We rode the NBC elevators (where years later I would work as an NBC page) to the third floor and entered the studio through a wide hallway. The studio smelled funny, like paint and rubber. It was smaller than I'd expected and darker - until they turned on those terrible, blinding hot lights. There were about twenty of us, five, six and seven year-olds taking our seats on long wooden benches, suddenly frozen like deer in the headlights. One kid screamed and hid on the floor until he was carried out - the first casualty. The rest of us sat blinking, paralyzed in the lights, staring at all the familiar things we'd seen on TV looking so strange here.

I'd been watching Howdy Doody since 1948, a year after its debut. People forget that the original setting of the show was a circus. It makes perfect sense when you think about it; Buffalo Bob was the ringmaster, Phineas T. Bluster (a marionette like Howdy) was the circus owner, and all the other characters - Clarabell the clown (Bob Keeshan before Captain Kangaroo), Salami Sam (Dayton Allen), Chief Thunder-thud (the original "kowa-bunga") and Princess Summer-Fall-Winter-Spring - were all acts in the circus. (Flub-A-Dub? No idea.) It was only years later that they moved the setting to 'Doodyville' and started calling their child audience 'the Peanut Gallery'.

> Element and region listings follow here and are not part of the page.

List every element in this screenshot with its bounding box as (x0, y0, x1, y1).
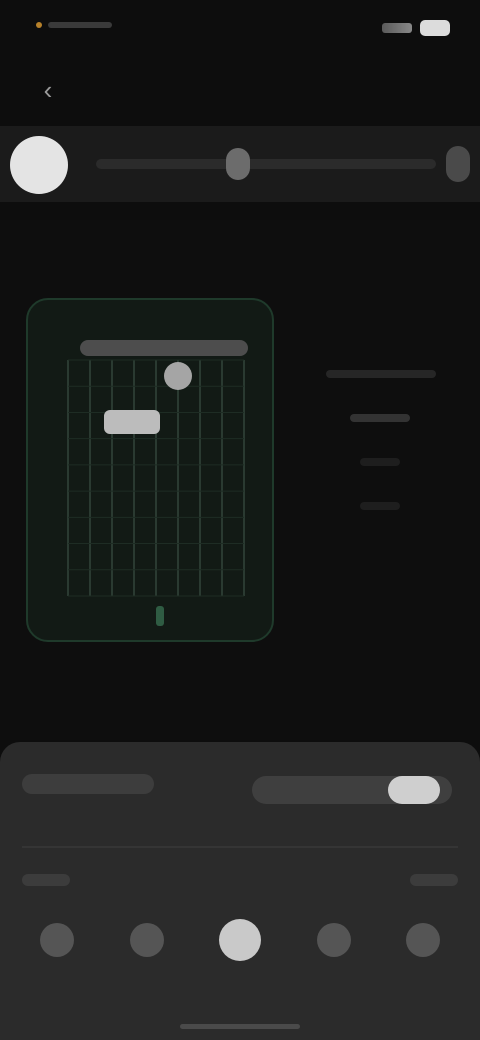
option-dot[interactable] (219, 919, 261, 961)
signal-icon (382, 23, 412, 33)
status-right (382, 20, 450, 36)
grid-header-bar (80, 340, 248, 356)
back-button[interactable]: ‹ (28, 70, 68, 110)
option-selector (40, 918, 440, 962)
canvas-area[interactable] (0, 220, 480, 740)
side-line (326, 370, 436, 378)
right-label (410, 874, 458, 886)
grid-highlight[interactable] (104, 410, 160, 434)
divider (22, 846, 458, 848)
left-label (22, 874, 70, 886)
status-left (36, 22, 112, 28)
recording-indicator-icon (36, 22, 42, 28)
grid-drawing (67, 340, 248, 626)
tool-end-button[interactable] (446, 146, 470, 182)
battery-icon (420, 20, 450, 36)
option-dot[interactable] (316, 923, 351, 957)
toolbar (0, 126, 480, 202)
size-slider-handle[interactable] (226, 148, 250, 180)
sheet-title (22, 774, 154, 794)
grid-marker (156, 606, 164, 626)
option-dot[interactable] (40, 923, 74, 957)
side-line (360, 502, 400, 510)
side-line (360, 458, 400, 466)
grid-handle[interactable] (164, 362, 192, 390)
chevron-left-icon: ‹ (43, 74, 53, 105)
toggle-switch[interactable] (388, 776, 440, 804)
status-time (48, 22, 112, 28)
color-swatch-icon[interactable] (10, 136, 68, 194)
side-line (350, 414, 410, 422)
grid-card[interactable] (26, 298, 274, 642)
side-panel (326, 370, 436, 546)
status-bar (0, 0, 480, 64)
option-dot[interactable] (129, 923, 164, 957)
home-indicator (180, 1024, 300, 1029)
option-dot[interactable] (406, 923, 440, 957)
size-slider[interactable] (96, 159, 436, 169)
bottom-sheet (0, 742, 480, 1040)
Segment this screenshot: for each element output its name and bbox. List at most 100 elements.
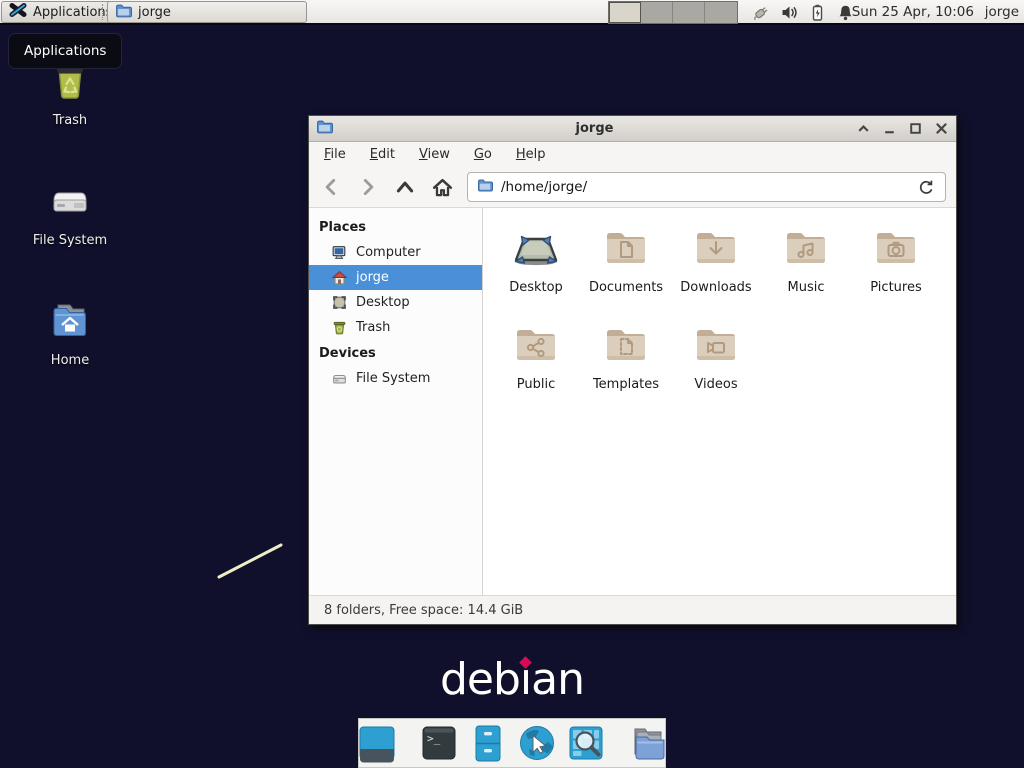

I absolutely believed it was a real circus and, although the show was broadcast in black & white, my imagination saw it in color. But now the curtain behind us, that I was certain was covered in bright red and blue polka dots in 'real life' were just big circles in different shades of gray. In fact, everything seemed to be in shades of black or gray except for some odd accents painted in a strange rust color. It wasn't a circus at all! It was like some parallel universe, a fraud.

Buffalo Bob's makeup was the same rusty color as the floor and started dripping the minute the lights came on. His face looked the size and color of a basketball. And Clarabell the clown seemed to be melting like a snow cone under the lights. But the strangest thing of all was right in front of us on the familiar puppet stage, hanging next to it like a dead body on the gallows was Howdy Doody.

Everything was fake. Buffalo Bob did Howdy's voice when off camera without even the pretense of ventriloquism and somebody else pulled Howdy's strings from above the puppet stage. Howdy was just a block of wood and was treated like one when the cameras couldn't see. And all these other people you never saw on TV seemed to be sharing some inside joke, laughing at us instead of with us.

At the end of every program, Buffalo Bob would tell the boys and girls to be sure to go to church on Sunday and they would show a beautiful church with a tall white steeple, its bell tolling in some sunny, tree-lined New England village. But as we were herded out of the studio after the show, there it was. The church was a cardboard model, the trees a painted backdrop, sitting on a prop table. I thought I saw dust on it.

I would never entirely trust anything I saw on television again.

* In later years, my father would take me to two of his favorite eateries, the Lamb's Club and the Headquarters Restaurant (Eisenhower's 'headquarters' after the war).

1 comment:

  1. Your articles are very intersting, Ray. I'm looking forward to reading more.